Ashutosh Bhatt, head of credit for Revolut in the UK, thinks negative rates will in fact improve the startup’s ability to compete with its rivals. “How it helps Revolut as of now is we are not a bank,” says Bhatt. If Revolut began lending today, he says, it would likely have to use its own money or the capital of a hedge fund, or another financial institution. Bhatt argues that the cost of that type of non-bank lending will fall in a negative interest rate environment.
For now, Revolut is regulated as an e-money institution, which means that customers’ funds are held in ring-fenced accounts by partner banks – Barclays and Lloyds, in Revolut’s case. This could shelter the company from negative interest rates, but that will depend on whether those partner banks are forced to pass on costs of their own.
It is not exactly plain sailing, either, for the neobanks that are already lending at scale. Edward Twiddy, chief customer officer at Atom Bank, a neobank backed by American rapper Will.i.am, says the startup is reviewing its business lending products, which are linked to a base rate tracker. The company is also looking at its accounting and regulatory reporting systems to try to ensure they are up to the task of charging negative rates, should it come to that.
“You’d be fools not to contemplate it,” says Twiddy.But for neobanks that rely heavily on business lending, the threat of negative interest rates does not loom quite so large.
Starling Bank has been lending out cash at breakneck speed over the past 12 months, and has become a prolific distributor of the government’s 100 per cent taxpayer-guaranteed Bounce Back Loans, which are designed to shield micro-businesses from the impact of the pandemic.
Starling had a loanbook of roughly £1.3 billion as of 30 September, which compares to total deposits of £3.7bn and 1.7m customers, according to Ferguson.
OakNorth, which has built a profitable business doling out secured loans to mid-sized companies, says it has amassed a £3.5bn loanbook since 2015 according to a company spokesperson.
“That really protects our margins, if you like, where the Bank of England interest rate goes negative,” says OakNorth’s Lee, who prior to working for the startup spent five years as head of new banks at the Bank of England.
OakNorth has its loans linked to the Libor rate – a key benchmark for bank borrowing costs – but the bank’s loans have a “floor” to prevent them dipping below a certain rate “when unprecedented things happen”, according to Lee.
The fact remains, though, that neobanks would much rather be sitting on a lucrative loanbook right now than not.

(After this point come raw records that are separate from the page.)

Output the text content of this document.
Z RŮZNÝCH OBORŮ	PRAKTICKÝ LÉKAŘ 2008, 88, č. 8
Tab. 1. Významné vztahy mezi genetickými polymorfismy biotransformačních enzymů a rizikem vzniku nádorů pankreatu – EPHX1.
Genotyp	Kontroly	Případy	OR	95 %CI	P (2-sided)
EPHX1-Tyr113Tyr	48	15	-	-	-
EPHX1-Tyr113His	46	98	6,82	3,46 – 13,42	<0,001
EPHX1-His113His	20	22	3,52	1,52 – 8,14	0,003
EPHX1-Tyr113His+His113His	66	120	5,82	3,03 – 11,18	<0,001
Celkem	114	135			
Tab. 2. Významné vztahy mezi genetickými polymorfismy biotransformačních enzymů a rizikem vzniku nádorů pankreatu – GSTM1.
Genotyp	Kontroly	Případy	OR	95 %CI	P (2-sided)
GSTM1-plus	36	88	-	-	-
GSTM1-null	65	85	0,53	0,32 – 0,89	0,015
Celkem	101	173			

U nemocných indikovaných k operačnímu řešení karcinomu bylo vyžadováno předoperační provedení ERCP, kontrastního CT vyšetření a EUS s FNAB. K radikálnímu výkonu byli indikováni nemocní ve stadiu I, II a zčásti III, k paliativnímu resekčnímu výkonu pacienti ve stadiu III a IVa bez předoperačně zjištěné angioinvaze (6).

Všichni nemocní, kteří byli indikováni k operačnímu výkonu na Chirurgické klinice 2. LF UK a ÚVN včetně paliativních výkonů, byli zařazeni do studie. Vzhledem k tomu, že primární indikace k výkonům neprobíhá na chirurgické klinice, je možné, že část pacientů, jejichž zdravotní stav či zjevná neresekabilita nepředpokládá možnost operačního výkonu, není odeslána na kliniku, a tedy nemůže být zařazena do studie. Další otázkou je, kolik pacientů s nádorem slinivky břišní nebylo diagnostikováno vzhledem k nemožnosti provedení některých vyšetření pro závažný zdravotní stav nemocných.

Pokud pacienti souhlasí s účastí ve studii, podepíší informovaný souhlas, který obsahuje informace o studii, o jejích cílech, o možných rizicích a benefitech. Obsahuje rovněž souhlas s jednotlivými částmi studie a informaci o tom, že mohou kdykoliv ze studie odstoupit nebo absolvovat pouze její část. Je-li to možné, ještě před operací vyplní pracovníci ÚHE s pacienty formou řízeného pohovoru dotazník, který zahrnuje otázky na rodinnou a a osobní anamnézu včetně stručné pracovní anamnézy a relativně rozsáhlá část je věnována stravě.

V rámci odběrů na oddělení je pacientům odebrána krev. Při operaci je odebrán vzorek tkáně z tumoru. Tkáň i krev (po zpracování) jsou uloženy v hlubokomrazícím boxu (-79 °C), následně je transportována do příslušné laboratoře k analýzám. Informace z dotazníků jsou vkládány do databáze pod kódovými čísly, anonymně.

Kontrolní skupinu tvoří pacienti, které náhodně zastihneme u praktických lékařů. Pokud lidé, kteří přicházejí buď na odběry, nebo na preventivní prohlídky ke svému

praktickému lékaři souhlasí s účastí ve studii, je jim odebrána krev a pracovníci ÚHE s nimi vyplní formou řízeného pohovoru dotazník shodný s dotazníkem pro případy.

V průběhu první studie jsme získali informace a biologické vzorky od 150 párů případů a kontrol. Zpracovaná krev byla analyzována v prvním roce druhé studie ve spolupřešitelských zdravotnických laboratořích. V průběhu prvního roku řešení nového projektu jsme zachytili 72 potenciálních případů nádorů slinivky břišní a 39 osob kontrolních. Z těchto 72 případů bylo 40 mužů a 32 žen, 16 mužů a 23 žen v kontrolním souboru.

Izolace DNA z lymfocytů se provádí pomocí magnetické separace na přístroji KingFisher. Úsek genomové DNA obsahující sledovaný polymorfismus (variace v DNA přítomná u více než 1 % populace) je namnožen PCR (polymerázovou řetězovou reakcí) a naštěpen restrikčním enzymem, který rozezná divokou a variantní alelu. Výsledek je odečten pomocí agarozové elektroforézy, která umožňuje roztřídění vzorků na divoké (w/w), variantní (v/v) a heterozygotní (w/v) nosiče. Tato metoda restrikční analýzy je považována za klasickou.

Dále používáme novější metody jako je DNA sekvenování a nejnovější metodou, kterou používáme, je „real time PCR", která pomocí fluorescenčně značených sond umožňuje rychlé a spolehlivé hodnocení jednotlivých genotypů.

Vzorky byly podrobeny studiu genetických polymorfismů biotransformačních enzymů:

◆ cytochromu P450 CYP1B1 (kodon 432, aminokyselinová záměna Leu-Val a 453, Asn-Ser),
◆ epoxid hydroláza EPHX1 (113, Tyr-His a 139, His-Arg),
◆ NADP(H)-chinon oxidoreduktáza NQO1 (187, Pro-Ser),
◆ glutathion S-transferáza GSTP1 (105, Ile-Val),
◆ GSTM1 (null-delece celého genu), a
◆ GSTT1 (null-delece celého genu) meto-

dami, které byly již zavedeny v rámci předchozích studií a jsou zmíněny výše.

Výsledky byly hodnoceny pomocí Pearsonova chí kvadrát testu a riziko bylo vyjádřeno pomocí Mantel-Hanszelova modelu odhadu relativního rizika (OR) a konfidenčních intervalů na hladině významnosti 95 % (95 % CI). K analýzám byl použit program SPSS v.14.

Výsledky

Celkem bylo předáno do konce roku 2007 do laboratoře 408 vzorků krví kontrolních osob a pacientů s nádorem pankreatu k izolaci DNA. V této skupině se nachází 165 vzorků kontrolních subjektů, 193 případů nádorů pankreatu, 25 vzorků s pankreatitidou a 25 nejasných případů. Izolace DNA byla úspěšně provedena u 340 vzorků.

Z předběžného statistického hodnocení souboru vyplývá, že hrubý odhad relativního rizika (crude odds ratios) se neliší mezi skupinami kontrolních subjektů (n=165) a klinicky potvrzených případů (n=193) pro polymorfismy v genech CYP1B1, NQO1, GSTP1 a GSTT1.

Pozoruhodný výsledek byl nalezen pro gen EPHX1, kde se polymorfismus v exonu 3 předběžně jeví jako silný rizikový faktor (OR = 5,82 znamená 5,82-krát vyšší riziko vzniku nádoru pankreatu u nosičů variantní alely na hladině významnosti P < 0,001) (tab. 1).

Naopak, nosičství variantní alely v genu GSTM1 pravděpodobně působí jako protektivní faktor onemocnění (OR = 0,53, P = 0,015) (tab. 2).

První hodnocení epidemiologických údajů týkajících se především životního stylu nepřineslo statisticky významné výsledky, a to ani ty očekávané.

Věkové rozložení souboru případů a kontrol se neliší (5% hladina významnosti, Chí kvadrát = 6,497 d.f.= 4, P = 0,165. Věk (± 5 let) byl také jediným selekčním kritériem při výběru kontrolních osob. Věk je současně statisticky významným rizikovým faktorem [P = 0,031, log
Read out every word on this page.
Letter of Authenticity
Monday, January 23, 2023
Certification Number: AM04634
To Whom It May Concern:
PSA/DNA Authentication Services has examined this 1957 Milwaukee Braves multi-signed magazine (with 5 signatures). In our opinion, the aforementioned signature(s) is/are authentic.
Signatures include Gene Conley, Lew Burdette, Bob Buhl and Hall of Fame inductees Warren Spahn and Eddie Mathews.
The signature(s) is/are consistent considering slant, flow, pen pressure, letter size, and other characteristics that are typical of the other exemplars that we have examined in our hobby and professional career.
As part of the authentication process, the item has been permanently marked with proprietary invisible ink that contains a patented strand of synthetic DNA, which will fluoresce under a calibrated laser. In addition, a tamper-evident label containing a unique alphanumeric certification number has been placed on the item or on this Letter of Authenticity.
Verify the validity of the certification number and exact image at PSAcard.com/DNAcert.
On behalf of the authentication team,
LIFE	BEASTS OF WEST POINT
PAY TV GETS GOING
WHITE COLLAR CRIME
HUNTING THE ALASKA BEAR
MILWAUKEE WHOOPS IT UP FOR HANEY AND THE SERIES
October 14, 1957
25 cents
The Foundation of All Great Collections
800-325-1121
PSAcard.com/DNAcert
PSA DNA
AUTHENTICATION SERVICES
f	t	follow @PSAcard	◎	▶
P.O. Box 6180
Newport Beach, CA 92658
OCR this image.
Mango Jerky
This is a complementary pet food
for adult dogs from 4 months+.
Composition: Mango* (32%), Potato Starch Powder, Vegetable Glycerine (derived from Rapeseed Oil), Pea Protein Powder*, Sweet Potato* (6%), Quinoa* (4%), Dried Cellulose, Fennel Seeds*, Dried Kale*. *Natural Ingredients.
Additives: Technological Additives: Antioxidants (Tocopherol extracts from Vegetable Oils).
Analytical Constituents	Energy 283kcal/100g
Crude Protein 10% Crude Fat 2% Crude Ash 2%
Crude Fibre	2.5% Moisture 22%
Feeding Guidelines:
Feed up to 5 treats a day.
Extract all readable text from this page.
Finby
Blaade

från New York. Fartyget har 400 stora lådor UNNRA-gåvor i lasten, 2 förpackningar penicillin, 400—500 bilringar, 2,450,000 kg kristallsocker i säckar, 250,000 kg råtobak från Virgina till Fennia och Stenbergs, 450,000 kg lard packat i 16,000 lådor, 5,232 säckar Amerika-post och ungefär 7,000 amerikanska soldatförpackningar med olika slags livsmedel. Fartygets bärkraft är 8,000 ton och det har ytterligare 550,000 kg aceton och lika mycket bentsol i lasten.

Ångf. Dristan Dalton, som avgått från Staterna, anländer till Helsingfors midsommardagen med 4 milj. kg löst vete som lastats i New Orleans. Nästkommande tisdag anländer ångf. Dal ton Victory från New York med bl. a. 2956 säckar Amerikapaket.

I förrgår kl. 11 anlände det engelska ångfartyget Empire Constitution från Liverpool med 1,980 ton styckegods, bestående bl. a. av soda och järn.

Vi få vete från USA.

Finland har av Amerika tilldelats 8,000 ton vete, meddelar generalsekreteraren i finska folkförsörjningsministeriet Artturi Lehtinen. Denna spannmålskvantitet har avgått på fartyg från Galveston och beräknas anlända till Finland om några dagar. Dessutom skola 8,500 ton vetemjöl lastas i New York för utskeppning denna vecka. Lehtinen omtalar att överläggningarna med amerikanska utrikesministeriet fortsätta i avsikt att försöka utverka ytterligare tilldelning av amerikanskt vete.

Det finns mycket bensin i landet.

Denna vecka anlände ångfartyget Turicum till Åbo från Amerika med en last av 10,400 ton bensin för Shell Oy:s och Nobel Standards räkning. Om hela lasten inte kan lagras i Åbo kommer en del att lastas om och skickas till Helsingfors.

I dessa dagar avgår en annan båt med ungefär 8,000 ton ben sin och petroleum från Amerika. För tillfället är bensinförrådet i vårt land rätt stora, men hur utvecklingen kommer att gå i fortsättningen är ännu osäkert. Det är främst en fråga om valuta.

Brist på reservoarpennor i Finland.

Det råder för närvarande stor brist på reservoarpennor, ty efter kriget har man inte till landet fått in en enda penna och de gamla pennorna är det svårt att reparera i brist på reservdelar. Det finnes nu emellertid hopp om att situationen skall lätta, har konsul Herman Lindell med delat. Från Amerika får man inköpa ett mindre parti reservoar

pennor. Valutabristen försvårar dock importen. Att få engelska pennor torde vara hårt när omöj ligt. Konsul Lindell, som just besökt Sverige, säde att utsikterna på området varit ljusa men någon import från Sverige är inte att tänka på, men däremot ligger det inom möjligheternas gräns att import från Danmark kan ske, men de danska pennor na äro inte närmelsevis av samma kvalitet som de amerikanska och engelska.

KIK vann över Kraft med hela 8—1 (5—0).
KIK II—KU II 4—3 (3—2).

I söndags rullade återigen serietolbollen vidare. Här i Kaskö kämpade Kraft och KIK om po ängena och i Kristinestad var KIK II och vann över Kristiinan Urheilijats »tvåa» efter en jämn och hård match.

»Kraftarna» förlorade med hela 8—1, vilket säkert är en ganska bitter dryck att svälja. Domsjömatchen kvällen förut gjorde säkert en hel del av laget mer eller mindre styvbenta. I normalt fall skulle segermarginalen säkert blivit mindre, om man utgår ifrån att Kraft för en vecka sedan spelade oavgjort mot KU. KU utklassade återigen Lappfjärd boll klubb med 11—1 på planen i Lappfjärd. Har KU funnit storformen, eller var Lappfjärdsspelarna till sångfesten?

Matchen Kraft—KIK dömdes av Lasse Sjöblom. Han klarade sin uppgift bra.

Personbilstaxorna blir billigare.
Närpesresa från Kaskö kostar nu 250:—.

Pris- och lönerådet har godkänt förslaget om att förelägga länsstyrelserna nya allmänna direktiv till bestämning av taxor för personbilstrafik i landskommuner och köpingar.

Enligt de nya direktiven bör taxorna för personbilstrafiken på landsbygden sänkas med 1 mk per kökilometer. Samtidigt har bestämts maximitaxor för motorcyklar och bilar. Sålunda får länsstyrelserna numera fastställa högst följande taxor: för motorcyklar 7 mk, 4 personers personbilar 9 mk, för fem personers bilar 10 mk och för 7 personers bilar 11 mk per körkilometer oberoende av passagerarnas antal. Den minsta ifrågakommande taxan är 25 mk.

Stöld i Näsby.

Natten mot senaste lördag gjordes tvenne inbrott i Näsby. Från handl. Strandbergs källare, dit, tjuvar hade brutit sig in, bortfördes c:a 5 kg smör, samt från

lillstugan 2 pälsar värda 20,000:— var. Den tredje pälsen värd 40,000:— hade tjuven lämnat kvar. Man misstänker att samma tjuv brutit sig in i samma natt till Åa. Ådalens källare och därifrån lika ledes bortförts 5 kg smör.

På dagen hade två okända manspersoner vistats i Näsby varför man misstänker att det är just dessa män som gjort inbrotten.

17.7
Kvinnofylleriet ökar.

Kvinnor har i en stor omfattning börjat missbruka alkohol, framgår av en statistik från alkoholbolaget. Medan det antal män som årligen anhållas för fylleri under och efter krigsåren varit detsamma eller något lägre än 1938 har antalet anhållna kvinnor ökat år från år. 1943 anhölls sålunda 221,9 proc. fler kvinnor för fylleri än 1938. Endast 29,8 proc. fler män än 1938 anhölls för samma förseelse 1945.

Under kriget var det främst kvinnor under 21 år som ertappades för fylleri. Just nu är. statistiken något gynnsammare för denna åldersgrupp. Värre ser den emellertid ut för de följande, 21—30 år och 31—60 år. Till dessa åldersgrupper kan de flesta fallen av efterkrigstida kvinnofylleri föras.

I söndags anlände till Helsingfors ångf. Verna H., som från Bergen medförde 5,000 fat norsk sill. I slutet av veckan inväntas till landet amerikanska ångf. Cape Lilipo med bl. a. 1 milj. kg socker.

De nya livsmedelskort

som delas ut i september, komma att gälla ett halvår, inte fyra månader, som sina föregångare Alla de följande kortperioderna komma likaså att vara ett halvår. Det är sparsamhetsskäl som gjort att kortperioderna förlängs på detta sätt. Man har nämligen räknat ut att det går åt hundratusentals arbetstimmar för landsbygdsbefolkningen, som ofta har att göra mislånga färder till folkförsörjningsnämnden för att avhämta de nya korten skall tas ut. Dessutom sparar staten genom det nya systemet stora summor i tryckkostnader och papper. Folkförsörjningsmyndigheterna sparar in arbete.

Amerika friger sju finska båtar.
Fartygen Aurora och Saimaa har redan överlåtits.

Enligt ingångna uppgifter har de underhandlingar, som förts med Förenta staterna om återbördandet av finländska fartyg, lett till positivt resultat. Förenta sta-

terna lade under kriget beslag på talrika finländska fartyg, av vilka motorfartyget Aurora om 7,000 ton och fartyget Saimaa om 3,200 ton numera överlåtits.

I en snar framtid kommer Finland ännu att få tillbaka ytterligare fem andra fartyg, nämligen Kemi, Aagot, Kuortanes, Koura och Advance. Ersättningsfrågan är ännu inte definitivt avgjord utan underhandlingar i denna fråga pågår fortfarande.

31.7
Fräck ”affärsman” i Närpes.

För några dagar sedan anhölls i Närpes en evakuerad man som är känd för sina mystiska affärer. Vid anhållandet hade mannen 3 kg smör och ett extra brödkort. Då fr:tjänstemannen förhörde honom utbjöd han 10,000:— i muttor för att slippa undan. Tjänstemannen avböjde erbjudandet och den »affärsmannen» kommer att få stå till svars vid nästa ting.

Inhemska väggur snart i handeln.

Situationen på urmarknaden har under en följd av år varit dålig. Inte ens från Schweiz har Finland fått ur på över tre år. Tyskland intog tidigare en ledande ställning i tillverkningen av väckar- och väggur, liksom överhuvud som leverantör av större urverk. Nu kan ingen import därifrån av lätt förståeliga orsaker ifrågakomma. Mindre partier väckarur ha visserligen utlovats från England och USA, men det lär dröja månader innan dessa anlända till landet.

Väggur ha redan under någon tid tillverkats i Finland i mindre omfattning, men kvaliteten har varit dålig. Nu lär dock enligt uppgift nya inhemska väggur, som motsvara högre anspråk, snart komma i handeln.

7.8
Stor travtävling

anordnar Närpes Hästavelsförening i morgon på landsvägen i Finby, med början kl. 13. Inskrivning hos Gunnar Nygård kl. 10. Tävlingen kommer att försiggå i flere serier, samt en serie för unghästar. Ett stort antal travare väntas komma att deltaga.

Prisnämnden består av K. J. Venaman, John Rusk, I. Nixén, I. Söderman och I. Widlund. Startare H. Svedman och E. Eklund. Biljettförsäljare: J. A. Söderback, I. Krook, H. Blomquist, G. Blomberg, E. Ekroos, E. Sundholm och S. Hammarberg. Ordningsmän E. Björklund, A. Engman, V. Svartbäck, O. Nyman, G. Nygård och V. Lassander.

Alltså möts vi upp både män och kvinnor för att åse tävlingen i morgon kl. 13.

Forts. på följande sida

“If you were relying on revenue from interchange, that’s come back, but it hasn’t come back in quite the scale that we were seeing 12 months ago. If you were relying on revenue from holding cash reserves with the bank, that’s just about disappeared. Lending looked quite staid and boring twelve months ago, but it’s kind of something every bank should have,” said Twiddy.
There is one clear silver lining for neobanks. On 12 October, the Bank of England and the Prudential Regulation Authority wrote to British banks requesting information on their “operational readiness” for negative interest rates – and were particularly keen to get a sense of the technological problems negative rates would pose.
With their more modern systems, and indeed without vast and tangled historic loanbooks, being able to process negative interest rates from a technological standpoint should be straightforward for neobanks. For their old school rivals, on the other hand, commentators have gone so far as to liken the advent of negative interest rates to the Y2K bug.
“At least with the year 2000 there were parties, there were fireworks, there was champagne,” says Atom’s Twiddy. “We won’t get the champagne, we won’t get the fireworks, but banks and a whole load of other financial institutions are going away and finding out how their systems would respond.”